The European Commission is considering a major restructuring of one of its oldest departments as President Ursula von der Leyen seeks more direct control over EU spending.

The Directorate-General for Regional and Urban Policy, known as DG REGIO, oversees almost a third of EU spending through the bloc’s cohesion policy — roughly €600 billion of cash designed to help poorer regions.

But DG REGIO could become a casualty of the Commission’s broader effort to reorganize itself around new priorities, including competitiveness, defense and strategic investment, according to nine EU officials and diplomats familiar with the discussions. They were granted anonymity to discuss the confidential plans.

The debate reflects a wider shift in how Brussels manages money. While traditional cohesion funds have been managed jointly by EU governments and regions, during the pandemic the bloc moved to a more centralized model, with national recovery plans negotiated directly between capitals and the Commission.

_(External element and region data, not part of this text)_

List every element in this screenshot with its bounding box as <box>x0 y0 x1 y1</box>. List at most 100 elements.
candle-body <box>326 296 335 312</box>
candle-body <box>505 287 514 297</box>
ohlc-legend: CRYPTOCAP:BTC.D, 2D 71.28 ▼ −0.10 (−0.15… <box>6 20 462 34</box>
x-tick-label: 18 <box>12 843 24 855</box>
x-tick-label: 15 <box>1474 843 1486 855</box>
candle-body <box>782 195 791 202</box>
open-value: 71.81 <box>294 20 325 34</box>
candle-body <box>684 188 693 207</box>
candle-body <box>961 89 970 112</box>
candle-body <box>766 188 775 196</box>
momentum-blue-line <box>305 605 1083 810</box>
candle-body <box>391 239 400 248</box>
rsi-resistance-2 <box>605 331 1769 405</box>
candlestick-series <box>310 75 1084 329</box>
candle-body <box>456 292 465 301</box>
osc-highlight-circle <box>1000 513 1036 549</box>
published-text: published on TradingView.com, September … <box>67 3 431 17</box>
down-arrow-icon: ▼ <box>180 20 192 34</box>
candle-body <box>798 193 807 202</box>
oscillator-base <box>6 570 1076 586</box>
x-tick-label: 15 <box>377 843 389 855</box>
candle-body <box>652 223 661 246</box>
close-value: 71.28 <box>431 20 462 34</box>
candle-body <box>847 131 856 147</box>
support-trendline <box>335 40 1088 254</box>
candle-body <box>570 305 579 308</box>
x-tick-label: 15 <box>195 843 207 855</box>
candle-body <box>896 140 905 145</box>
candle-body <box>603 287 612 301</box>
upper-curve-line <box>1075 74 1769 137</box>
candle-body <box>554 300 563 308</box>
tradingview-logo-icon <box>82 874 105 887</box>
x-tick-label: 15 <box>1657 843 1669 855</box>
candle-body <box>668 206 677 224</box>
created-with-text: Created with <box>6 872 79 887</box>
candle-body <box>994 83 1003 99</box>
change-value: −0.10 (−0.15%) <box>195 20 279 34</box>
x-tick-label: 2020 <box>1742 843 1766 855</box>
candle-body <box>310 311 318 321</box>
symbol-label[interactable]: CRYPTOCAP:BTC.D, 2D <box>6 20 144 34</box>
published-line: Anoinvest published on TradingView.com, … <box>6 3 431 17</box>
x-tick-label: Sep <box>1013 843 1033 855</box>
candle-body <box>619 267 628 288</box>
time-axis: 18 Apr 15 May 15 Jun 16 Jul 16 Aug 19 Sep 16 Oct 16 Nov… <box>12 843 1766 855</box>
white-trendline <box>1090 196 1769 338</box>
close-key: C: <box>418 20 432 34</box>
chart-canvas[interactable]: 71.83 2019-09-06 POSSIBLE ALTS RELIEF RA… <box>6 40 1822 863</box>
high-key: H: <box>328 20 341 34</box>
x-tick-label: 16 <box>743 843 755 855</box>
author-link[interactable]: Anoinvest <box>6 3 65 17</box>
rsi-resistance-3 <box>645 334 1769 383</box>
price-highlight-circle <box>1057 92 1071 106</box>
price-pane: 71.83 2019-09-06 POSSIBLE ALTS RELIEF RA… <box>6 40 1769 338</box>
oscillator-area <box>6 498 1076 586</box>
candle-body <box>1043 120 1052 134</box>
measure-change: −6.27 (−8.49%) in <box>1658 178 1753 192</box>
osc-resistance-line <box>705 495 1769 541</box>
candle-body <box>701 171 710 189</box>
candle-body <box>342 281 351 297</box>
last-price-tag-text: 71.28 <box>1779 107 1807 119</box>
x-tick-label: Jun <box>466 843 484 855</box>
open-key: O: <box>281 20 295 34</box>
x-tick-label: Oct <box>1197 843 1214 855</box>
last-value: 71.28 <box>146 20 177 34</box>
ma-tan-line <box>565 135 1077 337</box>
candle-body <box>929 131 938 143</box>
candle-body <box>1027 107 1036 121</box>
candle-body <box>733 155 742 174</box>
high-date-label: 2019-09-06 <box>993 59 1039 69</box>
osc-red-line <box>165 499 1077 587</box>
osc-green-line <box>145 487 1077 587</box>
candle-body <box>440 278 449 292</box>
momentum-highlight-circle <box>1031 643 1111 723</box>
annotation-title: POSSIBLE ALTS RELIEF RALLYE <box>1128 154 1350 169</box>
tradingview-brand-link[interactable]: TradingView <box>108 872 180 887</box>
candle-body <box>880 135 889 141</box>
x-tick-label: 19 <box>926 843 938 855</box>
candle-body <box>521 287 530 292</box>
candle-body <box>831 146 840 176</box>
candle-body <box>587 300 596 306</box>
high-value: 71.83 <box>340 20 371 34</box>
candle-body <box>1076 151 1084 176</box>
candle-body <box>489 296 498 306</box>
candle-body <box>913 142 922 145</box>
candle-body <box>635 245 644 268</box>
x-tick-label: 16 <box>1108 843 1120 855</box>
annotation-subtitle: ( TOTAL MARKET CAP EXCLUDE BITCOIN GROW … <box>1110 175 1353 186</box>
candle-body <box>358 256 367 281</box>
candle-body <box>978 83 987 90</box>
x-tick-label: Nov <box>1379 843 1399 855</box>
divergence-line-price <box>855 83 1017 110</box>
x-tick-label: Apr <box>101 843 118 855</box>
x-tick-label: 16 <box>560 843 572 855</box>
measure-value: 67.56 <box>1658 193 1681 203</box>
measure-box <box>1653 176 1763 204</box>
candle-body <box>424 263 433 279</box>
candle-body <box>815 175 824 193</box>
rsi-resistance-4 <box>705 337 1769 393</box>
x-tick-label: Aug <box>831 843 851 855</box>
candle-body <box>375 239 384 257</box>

That model showed the EU could move money faster when spending decisions were controlled more tightly from Brussels, the officials said, adding that the same logic is now shaping talks on the bloc’s next long-term budget.

Von der Leyen has pushed to steer more EU money toward defense and competitiveness. Under two restructuring scenarios now circulating in Brussels, she would gain tighter control over major spending programs, officials said.

One option is the creation of a new super-department, informally dubbed DG INVEST, that would oversee regional and social funds as well as the future competitiveness fund, four officials said.

Such a move would give von der Leyen a chance to reshape a major part of the Commission around her own priorities, one of the officials said: “If you build a structure from scratch, you shape it in your own image.”

A second option would stop short of scrapping DG REGIO outright, given its history and political weight. Instead, it could be merged with the Reform and Investment Task Force, known as SG REFORM, three officials said. SG REFORM manages the EU’s Covid recovery funds and already sits close to von der Leyen through the Secretariat-General.

But Ľubica Karvašová, vice chair of the European Parliament’s REGI Committee, said the ideas were “a failure to understand what cohesion policy is really about.”

Europe’s regions cannot be managed through an overly centralized investment model, Karvašová said. She also warned there would be political resistance if other Commission departments were strengthened at DG REGIO’s expense.

Inside DG REGIO, anxiety is spreading. One official described staff as “an egg in the fridge” — carrying an expiration date — adding that while many officials have already moved elsewhere in the Commission, there is no “panic exodus” yet.

The key moment for any overhaul is likely to be the Commission’s large-scale review, expected by the end of 2026 ahead of the next budget cycle in 2028, officials said.

The expected retirement next year of Director-General Themis Christophidou is also fueling speculation that DG REGIO could be killed off altogether, two Commission officials added.